The spirit of exploration leads globalization and completely changes the historical trajectory of mankind. In 1519, Magellan led five sailing ships and more than 260 people to set sail from Spain in search of a sea route to the Spice Islands. Their adventures take them from participating in Brazil's grand carnival to experiencing the shocking and bizarre customs of the South Pacific. On the way, Magellan was so ambitious that he did not hesitate to use torture and murder to control the people on board, and also launched several fierce mutinies in the fleet. During the voyage, the fleet members suffered from hunger and disease, and many died. Magellan was not spared either. He was violently killed in a tribal conflict in the Philippines, and his body was missing. Three years later, a ship full of desolation, pain, and weathered weather returned to Spain carrying 18 emaciated crew members. This was a rebellion and murder that spanned the globe, as well as a tragic victory. "Magellan and the Age of Discovery" truly reproduces the complete process of mankind's first voyage around the world. It is a story about the exploration of the entire earth.

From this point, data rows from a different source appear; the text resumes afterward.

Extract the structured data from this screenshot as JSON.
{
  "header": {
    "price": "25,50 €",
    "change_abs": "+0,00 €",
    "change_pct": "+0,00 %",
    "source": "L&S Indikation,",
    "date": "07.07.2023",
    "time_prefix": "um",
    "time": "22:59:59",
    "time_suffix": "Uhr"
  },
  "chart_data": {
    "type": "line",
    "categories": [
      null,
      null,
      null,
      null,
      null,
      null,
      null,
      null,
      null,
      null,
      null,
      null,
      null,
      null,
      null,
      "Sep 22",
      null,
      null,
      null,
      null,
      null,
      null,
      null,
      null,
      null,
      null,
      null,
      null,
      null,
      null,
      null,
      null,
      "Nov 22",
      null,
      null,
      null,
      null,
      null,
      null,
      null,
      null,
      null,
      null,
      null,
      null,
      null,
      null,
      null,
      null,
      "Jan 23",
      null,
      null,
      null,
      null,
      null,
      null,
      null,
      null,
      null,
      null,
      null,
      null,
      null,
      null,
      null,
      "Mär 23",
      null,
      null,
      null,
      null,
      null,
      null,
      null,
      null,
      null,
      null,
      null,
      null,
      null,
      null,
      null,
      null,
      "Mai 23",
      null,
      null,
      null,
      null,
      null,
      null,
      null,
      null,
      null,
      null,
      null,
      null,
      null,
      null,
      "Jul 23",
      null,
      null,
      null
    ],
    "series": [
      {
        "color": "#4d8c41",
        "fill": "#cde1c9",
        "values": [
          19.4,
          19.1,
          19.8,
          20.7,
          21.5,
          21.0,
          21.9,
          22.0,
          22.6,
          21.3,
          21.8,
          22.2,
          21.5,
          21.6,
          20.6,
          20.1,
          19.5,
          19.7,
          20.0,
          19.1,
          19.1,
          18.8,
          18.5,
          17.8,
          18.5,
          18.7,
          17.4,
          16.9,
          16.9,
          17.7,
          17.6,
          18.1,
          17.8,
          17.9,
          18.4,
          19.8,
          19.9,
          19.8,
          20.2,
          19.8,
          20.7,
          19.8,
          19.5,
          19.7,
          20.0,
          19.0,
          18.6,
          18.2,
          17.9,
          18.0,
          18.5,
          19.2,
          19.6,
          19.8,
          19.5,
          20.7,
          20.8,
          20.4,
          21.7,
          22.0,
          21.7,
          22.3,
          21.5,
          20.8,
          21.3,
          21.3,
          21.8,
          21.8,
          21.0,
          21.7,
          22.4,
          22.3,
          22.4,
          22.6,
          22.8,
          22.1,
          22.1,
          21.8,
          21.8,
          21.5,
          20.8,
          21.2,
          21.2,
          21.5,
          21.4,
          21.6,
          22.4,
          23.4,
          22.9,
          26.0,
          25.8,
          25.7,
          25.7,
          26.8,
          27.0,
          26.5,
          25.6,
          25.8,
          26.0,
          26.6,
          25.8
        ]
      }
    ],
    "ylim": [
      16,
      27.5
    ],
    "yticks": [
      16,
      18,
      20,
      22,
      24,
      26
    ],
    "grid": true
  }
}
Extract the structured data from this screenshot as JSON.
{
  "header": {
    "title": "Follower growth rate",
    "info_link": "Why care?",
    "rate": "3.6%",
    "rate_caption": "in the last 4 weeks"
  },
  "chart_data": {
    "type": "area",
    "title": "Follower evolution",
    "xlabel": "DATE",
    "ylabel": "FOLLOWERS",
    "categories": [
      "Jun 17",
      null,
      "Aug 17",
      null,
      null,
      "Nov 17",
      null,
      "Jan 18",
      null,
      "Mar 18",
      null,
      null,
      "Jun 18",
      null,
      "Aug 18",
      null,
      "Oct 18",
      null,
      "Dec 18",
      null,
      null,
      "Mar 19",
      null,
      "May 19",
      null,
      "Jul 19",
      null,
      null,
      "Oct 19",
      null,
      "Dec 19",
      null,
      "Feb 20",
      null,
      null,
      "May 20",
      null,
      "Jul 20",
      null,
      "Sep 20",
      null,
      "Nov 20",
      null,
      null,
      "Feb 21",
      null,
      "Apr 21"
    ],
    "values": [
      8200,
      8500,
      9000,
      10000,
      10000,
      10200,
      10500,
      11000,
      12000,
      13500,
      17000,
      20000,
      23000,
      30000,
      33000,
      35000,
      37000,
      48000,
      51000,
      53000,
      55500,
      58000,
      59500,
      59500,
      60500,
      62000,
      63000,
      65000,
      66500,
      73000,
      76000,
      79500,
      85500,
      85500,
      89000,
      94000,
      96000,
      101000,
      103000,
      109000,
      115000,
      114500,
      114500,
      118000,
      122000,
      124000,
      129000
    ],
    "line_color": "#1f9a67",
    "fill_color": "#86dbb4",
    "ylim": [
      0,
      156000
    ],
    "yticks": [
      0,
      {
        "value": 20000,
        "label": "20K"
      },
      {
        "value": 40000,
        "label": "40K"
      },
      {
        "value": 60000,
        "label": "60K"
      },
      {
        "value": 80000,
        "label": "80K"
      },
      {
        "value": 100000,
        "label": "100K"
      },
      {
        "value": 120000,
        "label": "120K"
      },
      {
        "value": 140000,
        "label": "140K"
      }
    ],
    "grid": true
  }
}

It refreshed the Western world's understanding of cosmology and geography, subversively changed the way explorers sailed in the ocean, promoted global economic, trade, and cultural exchanges, and expanded the Maritime Silk Road. The Age of Discovery did not have the beauty and romance imagined by later generations. There was indeed wealth and dreams there, but it was also accompanied by rough seas and endless killing. Compared with that era, human exploration of the world has now extended from land and ocean to space. Aerospace engineering, undersea exploration, and geocentric exploration, the next "Great Age of Navigation" is coming.

Gold, Spices and Colonies

(u. S.) Lawrence Berglin

284K0

One book tells the story of Magellan's greatness and madness, peak and destruction, as well as the background of his global voyage where hegemony and money are intertwined. In 1519, Magellan led five sailing ships and more than 200 people to set sail from Spain in search of a sea route to the Spice Islands. Along the way, they suffered from hunger, disease, mental and physical torture, and even faced the threat of death. Finally, they discovered a sea passage now known as the Strait of Megellan. This was an arduous journey that lasted three years. Award-winning best-selling author (biographer and journalist) Lawrence Berglin used first-hand information to objectively restore this human feat and vividly tell a grand adventure story. In the book, Bergerin takes readers on a fascinating journey through first-person narration, some of which is revealed here for the first time. This expedition not only changed the way that later explorers sailed, but also changed history itself.